Traveling expenses for a family can really add up to the point you don’t want to even go on a trip. However Cliff Hsia, writer and creator of LiveFamilyTravel.com, recently took to his blog to break down exactly how he traveled on a budget and turned a frightened expense into a valuable experience with his wife and two children for 75 days in Europe this past summer.
“I know money is a huge fear factor for families when it comes to travel,” Hsia told TODAY. “The purpose of my post was to really help people conquer those fears by showing them the details of exactly how much we spent.”
His family’s grand total came to $16,000, averaging out to $213 per day, or $53 per person, per day. And this isn’t the first trip he’s taken. As a family of four, they’ve traveled to 18 countries for approximately 20 months total since June 2012. His daughters, ages 6 and 4, have even gone to local schools in five foreign countries (Guatemala, Taiwan, China, Thailand and Spain) for one month to three months at a time.
While Hsia broke down his exact budget for his recent trip, his many miles logged have given him a unique perspective on how to travel with a family on a budget. Here are his top five tips:
1. Do your research on airfares.
Airfare can be one of the biggest costs associated with travel, especially when it comes to trips abroad, but there’s some tricks to avoid paying top dollar. “You can use mileage points, flying off-peak times and monitoring flash deals,” said Hsia.

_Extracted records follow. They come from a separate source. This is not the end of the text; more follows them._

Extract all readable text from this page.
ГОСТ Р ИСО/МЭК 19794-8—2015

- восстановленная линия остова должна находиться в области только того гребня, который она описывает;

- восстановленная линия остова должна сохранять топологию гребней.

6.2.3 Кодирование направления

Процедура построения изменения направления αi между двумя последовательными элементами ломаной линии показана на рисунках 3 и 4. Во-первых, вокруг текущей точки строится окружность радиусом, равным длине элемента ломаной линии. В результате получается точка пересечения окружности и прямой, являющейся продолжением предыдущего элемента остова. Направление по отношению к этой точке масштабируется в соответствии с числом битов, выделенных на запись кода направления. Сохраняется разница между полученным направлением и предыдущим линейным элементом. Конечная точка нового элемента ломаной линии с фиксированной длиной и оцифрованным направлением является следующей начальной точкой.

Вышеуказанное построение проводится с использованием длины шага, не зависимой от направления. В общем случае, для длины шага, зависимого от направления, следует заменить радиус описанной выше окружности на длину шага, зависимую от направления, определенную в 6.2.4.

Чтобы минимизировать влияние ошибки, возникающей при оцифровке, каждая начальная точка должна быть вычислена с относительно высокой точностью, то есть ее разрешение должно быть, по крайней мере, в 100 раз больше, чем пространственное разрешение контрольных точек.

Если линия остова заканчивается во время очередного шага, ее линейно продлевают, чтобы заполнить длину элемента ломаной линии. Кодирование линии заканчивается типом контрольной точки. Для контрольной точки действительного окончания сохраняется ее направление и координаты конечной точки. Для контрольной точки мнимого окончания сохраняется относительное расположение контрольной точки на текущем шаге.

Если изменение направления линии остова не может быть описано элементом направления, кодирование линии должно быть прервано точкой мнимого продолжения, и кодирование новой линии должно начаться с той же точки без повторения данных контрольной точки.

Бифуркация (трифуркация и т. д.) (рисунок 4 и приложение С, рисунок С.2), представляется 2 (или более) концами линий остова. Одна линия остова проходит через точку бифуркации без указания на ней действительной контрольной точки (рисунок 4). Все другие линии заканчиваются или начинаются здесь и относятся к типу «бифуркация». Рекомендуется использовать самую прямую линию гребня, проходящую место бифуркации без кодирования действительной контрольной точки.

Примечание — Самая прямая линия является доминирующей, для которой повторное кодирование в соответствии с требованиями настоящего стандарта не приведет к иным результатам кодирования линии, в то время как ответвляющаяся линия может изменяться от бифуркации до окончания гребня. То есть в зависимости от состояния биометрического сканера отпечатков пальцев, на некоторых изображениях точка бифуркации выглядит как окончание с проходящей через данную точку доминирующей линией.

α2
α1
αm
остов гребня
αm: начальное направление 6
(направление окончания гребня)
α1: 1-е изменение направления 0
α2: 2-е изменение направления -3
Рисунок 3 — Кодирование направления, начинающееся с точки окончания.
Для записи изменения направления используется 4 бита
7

TripAdvisor travel advocate Wendy Perrin agreed, sharing her tips on getting lower airfares with TODAY. “Got a family of four? Search for two seats, then another two seats,” she advised. “That’s because airfares are priced differently, depending on how many seats are left on the plane. So, in addition to searching for four seats at once, search for two seats plus two seats, in case there are only three seats available at the lowest fare.”
2. Book an apartment instead of a hotel.
Trying to find cheap accommodations in Europe during the summer can be a hassle, but Hsia managed to keep costs down to an average of $71 a night for his recent trip — even during peak season. “We booked in advance on places like Airbnb and kept in contact with the host,” said Hsia. “Because we did an extended stay, we were able to negotiate a lower price. Also, since we had a kitchen, we could cook there instead of eating out, which also helped our budget.”
To makes things even more helpful, TripAdvisor recently announced its “Best Time to Book” report, revealing the least expensive times to book hotels for summer travel in popular destinations around the globe, based on TripAdvisor hotel booking and meta click data. Travelers looking to visit Europe during the summer months should plan to book their hotel rooms between 3-5 months out to save 23 percent versus the peak booking period for the region.
3. Be flexible.
If you have some padding around travel dates and times, then you can often find lower fares and accommodation prices. “You’ve got to be a little flexible to keep costs down,” said Hsia. “It’s up to your tolerance level and budget. We’ve booked tight connections with a 35-minute layover and I would never do it again, but it allowed us to get a cheap flight. You have to figure out what works best for you.”
4. Look for free activities.
Hsia believes there’s a misconception about having to spend money when you’re traveling to experience new places. “When you get to a city, you don’t actually have to spend a lot of money on activities,” he said. “We didn’t spend that much money on sightseeing. There’s a lot of free things to do, like outdoor museums and festivals.”
“Most London museums are free for everyone, and many Paris museums are free for kids (some even have free audio guides and activities for kids),” said Perrin. “In cities where entry to museums and iconic monuments is pricey, or where children’s admission fees vary greatly among sites, look into buying a city pass or museum pass that gets you into a number of sites at a reduced rate — say, the Amsterdam Card, which also gives you free public transportation and a free canal cruise, or the Prague Card, which gives you free public transport and airport bus.”
5. Live like a local.
Millions of people have to live life on a budget in cities all over the world. Hsia said following in their footsteps has helped keep their costs down. “We go to the local markets, shops, beaches and just follow what the locals do because it’s usually the most cost effective,” he explained. “It might not be the most traditional way of doing things, but you actually get a more culturally immersive experience.”
Perrin suggests enjoying picnics in the park. “Buy provisions cheaply at the many colorful outdoor food markets or in grocery stores,” she said. “Picnics in parks allow your kids to run around, work off energy and befriend local kids, while you get to slow down and feel at home amid a foreign scene.”